Une fois rentré au Japon en 2004, il s’est d’abord mis au fromage, en utilisant du lait acheté à la coopérative laitière. En 2006, il a repéré un terrain de neuf hectares, et l’a acheté sur deux ans au prix d’une voiture haut de gamme. Il a défriché sa pâture tout seul, avec une pelleteuse et une tronçonneuse. Il a laissé en place les arbres qui produiraient des châtaignes et des glands qui serviraient d’aliment, et il y a planté des variétés japonaises de graminées. Le premier troupeau qu’il y a lâché consistait en trois veaux et six chevrettes.

Entre temps, la mozzarella de Matsubara avait remporté en 2007 le grand prix du concours japonais de fromages naturels, l’un des seuls concours de fromage au Japon.
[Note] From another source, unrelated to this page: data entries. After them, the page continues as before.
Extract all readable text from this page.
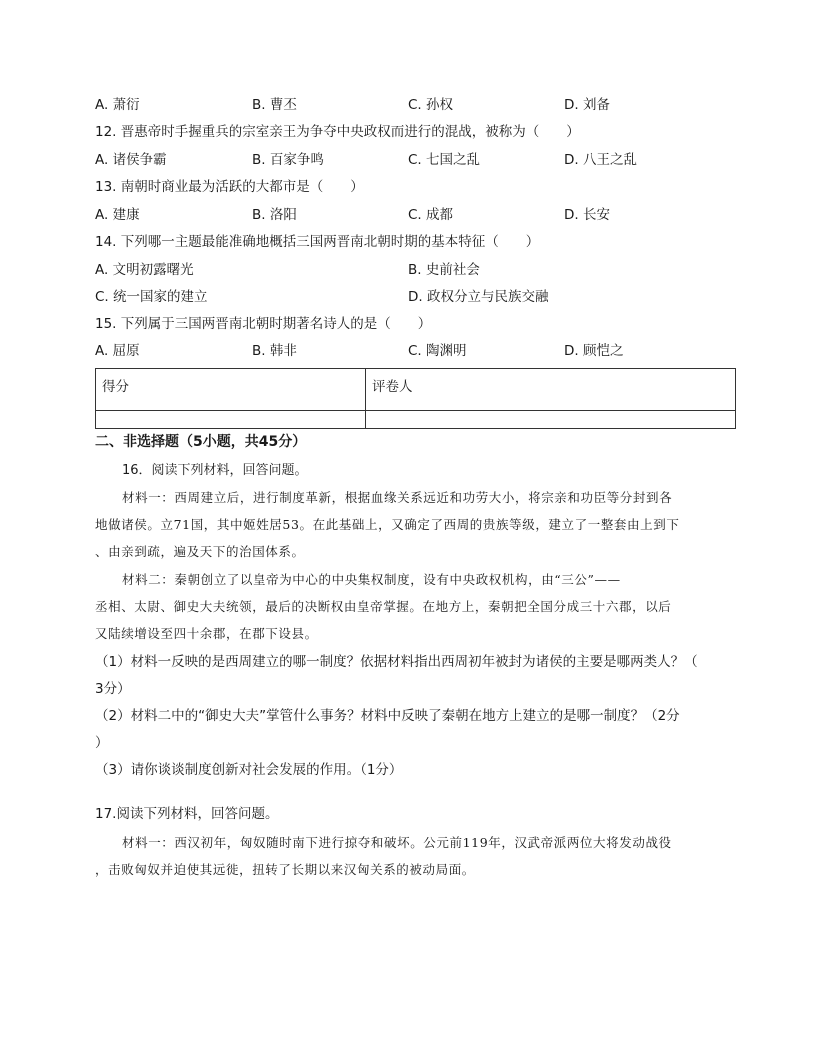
A. 萧衍	B. 曹丕	C. 孙权	D. 刘备
12. 晋惠帝时手握重兵的宗室亲王为争夺中央政权而进行的混战，被称为（　　）
A. 诸侯争霸	B. 百家争鸣	C. 七国之乱	D. 八王之乱
13. 南朝时商业最为活跃的大都市是（　　）
A. 建康	B. 洛阳	C. 成都	D. 长安
14. 下列哪一主题最能准确地概括三国两晋南北朝时期的基本特征（　　）
A. 文明初露曙光	B. 史前社会
C. 统一国家的建立	D. 政权分立与民族交融
15. 下列属于三国两晋南北朝时期著名诗人的是（　　）
A. 屈原	B. 韩非	C. 陶渊明	D. 顾恺之
得分	评卷人

二、非选择题（5小题，共45分）
16．阅读下列材料，回答问题。
材料一：西周建立后，进行制度革新，根据血缘关系远近和功劳大小，将宗亲和功臣等分封到各
地做诸侯。立71国，其中姬姓居53。在此基础上，又确定了西周的贵族等级，建立了一整套由上到下
、由亲到疏，遍及天下的治国体系。
材料二：秦朝创立了以皇帝为中心的中央集权制度，设有中央政权机构，由“三公”——
丞相、太尉、御史大夫统领，最后的决断权由皇帝掌握。在地方上，秦朝把全国分成三十六郡，以后
又陆续增设至四十余郡，在郡下设县。
（1）材料一反映的是西周建立的哪一制度？依据材料指出西周初年被封为诸侯的主要是哪两类人？（
3分）
（2）材料二中的“御史大夫”掌管什么事务？材料中反映了秦朝在地方上建立的是哪一制度？（2分
）
（3）请你谈谈制度创新对社会发展的作用。（1分）
17.阅读下列材料，回答问题。
材料一：西汉初年，匈奴随时南下进行掠夺和破坏。公元前119年，汉武帝派两位大将发动战役
，击败匈奴并迫使其远徙，扭转了长期以来汉匈关系的被动局面。
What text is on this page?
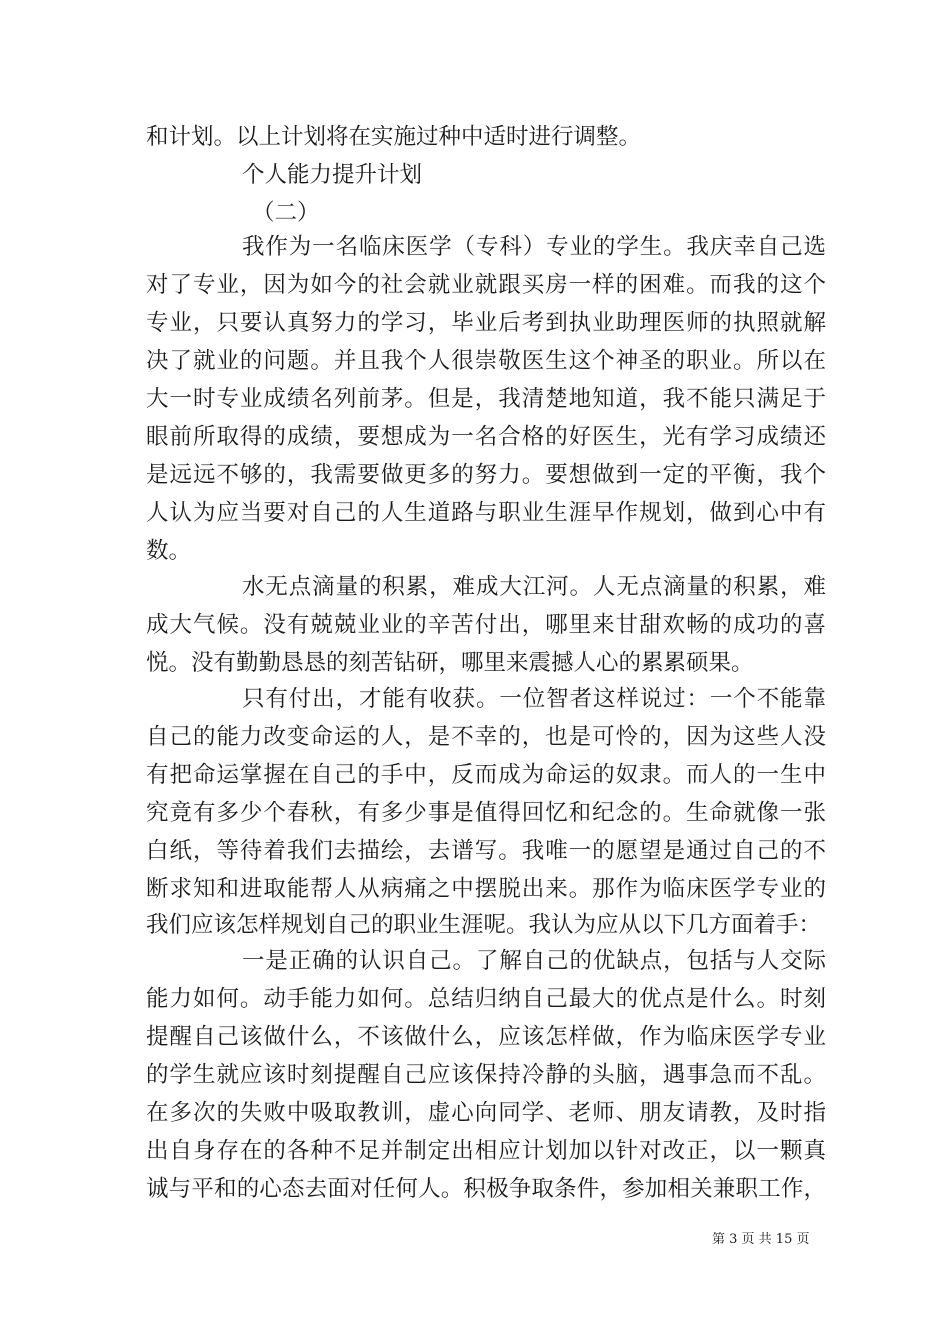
和计划。以上计划将在实施过种中适时进行调整。
个人能力提升计划
（二）
我作为一名临床医学（专科）专业的学生。我庆幸自己选
对了专业，因为如今的社会就业就跟买房一样的困难。而我的这个
专业，只要认真努力的学习，毕业后考到执业助理医师的执照就解
决了就业的问题。并且我个人很崇敬医生这个神圣的职业。所以在
大一时专业成绩名列前茅。但是，我清楚地知道，我不能只满足于
眼前所取得的成绩，要想成为一名合格的好医生，光有学习成绩还
是远远不够的，我需要做更多的努力。要想做到一定的平衡，我个
人认为应当要对自己的人生道路与职业生涯早作规划，做到心中有
数。
水无点滴量的积累，难成大江河。人无点滴量的积累，难
成大气候。没有兢兢业业的辛苦付出，哪里来甘甜欢畅的成功的喜
悦。没有勤勤恳恳的刻苦钻研，哪里来震撼人心的累累硕果。
只有付出，才能有收获。一位智者这样说过：一个不能靠
自己的能力改变命运的人，是不幸的，也是可怜的，因为这些人没
有把命运掌握在自己的手中，反而成为命运的奴隶。而人的一生中
究竟有多少个春秋，有多少事是值得回忆和纪念的。生命就像一张
白纸，等待着我们去描绘，去谱写。我唯一的愿望是通过自己的不
断求知和进取能帮人从病痛之中摆脱出来。那作为临床医学专业的
我们应该怎样规划自己的职业生涯呢。我认为应从以下几方面着手：
一是正确的认识自己。了解自己的优缺点，包括与人交际
能力如何。动手能力如何。总结归纳自己最大的优点是什么。时刻
提醒自己该做什么，不该做什么，应该怎样做，作为临床医学专业
的学生就应该时刻提醒自己应该保持冷静的头脑，遇事急而不乱。
在多次的失败中吸取教训，虚心向同学、老师、朋友请教，及时指
出自身存在的各种不足并制定出相应计划加以针对改正，以一颗真
诚与平和的心态去面对任何人。积极争取条件，参加相关兼职工作，
第 3 页 共 15 页
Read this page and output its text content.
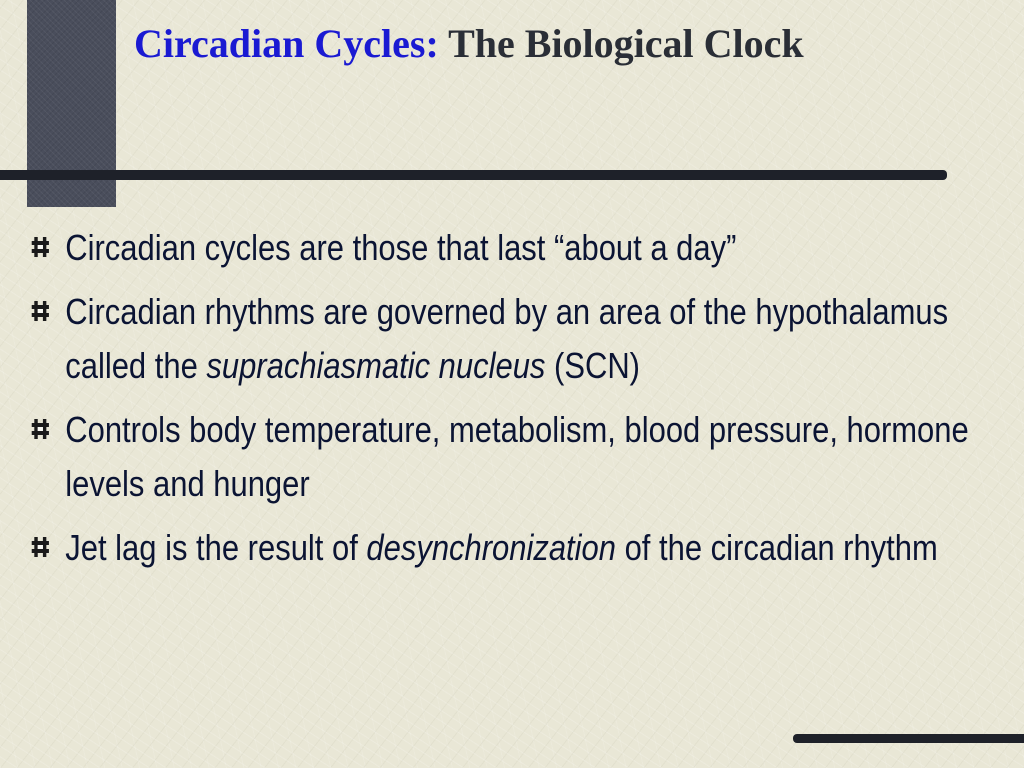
Circadian Cycles: The Biological Clock
Circadian cycles are those that last “about a day”
Circadian rhythms are governed by an area of the hypothalamus called the suprachiasmatic nucleus (SCN)
Controls body temperature, metabolism, blood pressure, hormone levels and hunger
Jet lag is the result of desynchronization of the circadian rhythm
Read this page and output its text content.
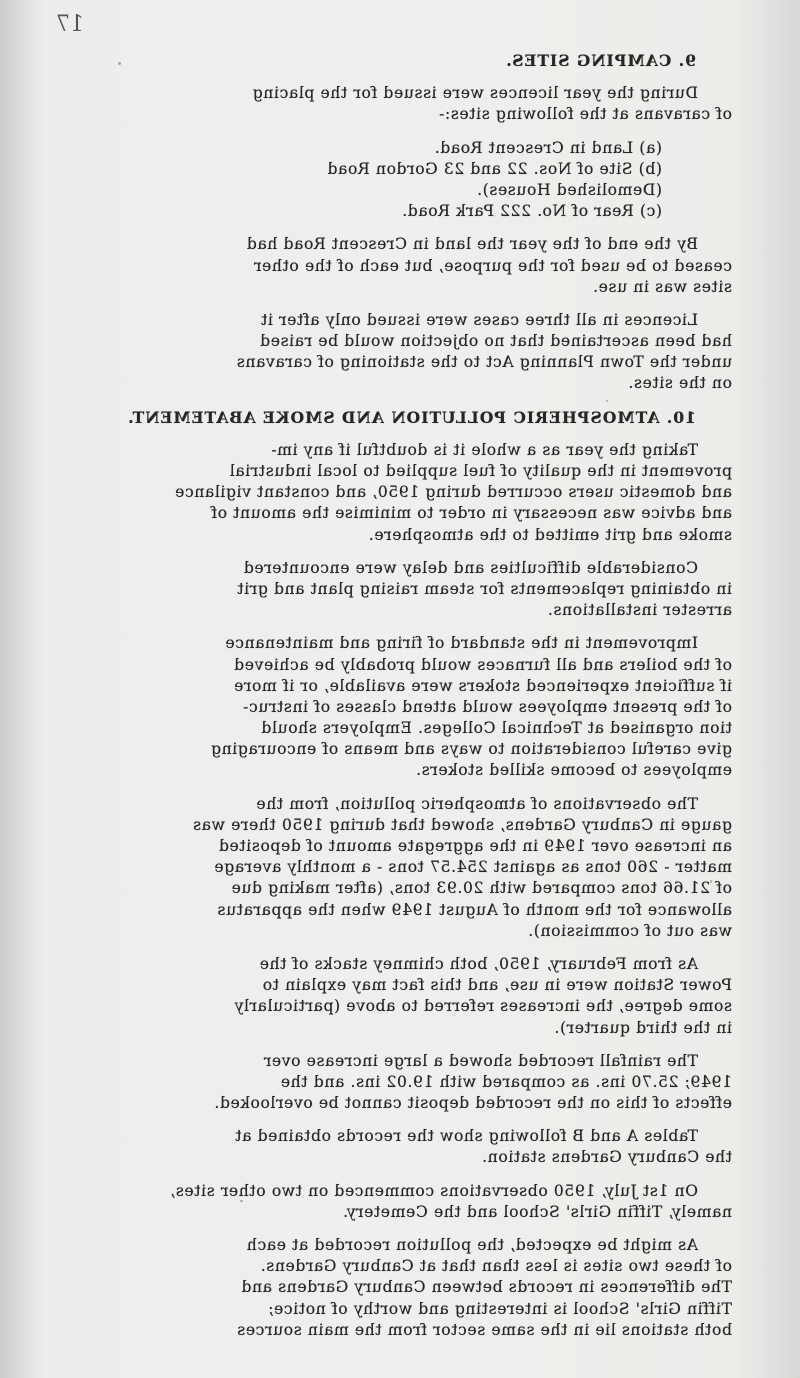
17
9. CAMPING SITES.
During the year licences were issued for the placing
of caravans at the following sites:-
(a) Land in Crescent Road.
(b) Site of Nos. 22 and 23 Gordon Road
(Demolished Houses).
(c) Rear of No. 222 Park Road.
By the end of the year the land in Crescent Road had
ceased to be used for the purpose, but each of the other
sites was in use.
Licences in all three cases were issued only after it
had been ascertained that no objection would be raised
under the Town Planning Act to the stationing of caravans
on the sites.
10. ATMOSPHERIC POLLUTION AND SMOKE ABATEMENT.
Taking the year as a whole it is doubtful if any im-
provement in the quality of fuel supplied to local industrial
and domestic users occurred during 1950, and constant vigilance
and advice was necessary in order to minimise the amount of
smoke and grit emitted to the atmosphere.
Considerable difficulties and delay were encountered
in obtaining replacements for steam raising plant and grit
arrester installations.
Improvement in the standard of firing and maintenance
of the boilers and all furnaces would probably be achieved
if sufficient experienced stokers were available, or if more
of the present employees would attend classes of instruc-
tion organised at Technical Colleges. Employers should
give careful consideration to ways and means of encouraging
employees to become skilled stokers.
The observations of atmospheric pollution, from the
gauge in Canbury Gardens, showed that during 1950 there was
an increase over 1949 in the aggregate amount of deposited
matter - 260 tons as against 254.57 tons - a monthly average
of 21.66 tons compared with 20.93 tons, (after making due
allowance for the month of August 1949 when the apparatus
was out of commission).
As from February, 1950, both chimney stacks of the
Power Station were in use, and this fact may explain to
some degree, the increases referred to above (particularly
in the third quarter).
The rainfall recorded showed a large increase over
1949; 25.70 ins. as compared with 19.02 ins. and the
effects of this on the recorded deposit cannot be overlooked.
Tables A and B following show the records obtained at
the Canbury Gardens station.
On 1st July, 1950 observations commenced on two other sites,
namely, Tiffin Girls' School and the Cemetery.
As might be expected, the pollution recorded at each
of these two sites is less than that at Canbury Gardens.
The differences in records between Canbury Gardens and
Tiffin Girls' School is interesting and worthy of notice;
both stations lie in the same sector from the main sources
Depuis, il figure toujours parmi les premières places dans ce genre d’événements. C’est en 2011 qu’il a enfin pu commencer à fabriquer du fromage avec son propre lait. En 2013, il a obtenu une médaille d’argent au Concours mondial du fromage, l’un des concours de fromage les plus réputés de France, avec un fromage de lait de vache enrobé de feuilles de chêne. Le fromage artisanal japonais s’était fait sa place dans le monde du fromage.

Le Mirasaka Fromage Café et sa boutique sont devenus une destination incontournable pour les touristes qui sont à la recherche de fromages et de glaces à l’italienne à base de lait de chèvre.
Le Mirasaka Fromage Café et sa boutique sont devenus une destination incontournable pour les touristes qui sont à la recherche de fromages et de glaces à l’italienne à base de lait de chèvre.

L’avantage de Hiroshima par rapport au Hokkaidô ?

« Ma mère préparait des produits fermentés et des conserves, comme le miso, la confiture, et les umeboshi. Je la regardais faire et lui donnais un coup de main quand j’étais enfant. Quand je fabrique mon fromage, j’ai l’impression de replonger dans tout ça. Par exemple, le travail de rouler la mozzarella en boule est similaire à la fabrication de mochi. »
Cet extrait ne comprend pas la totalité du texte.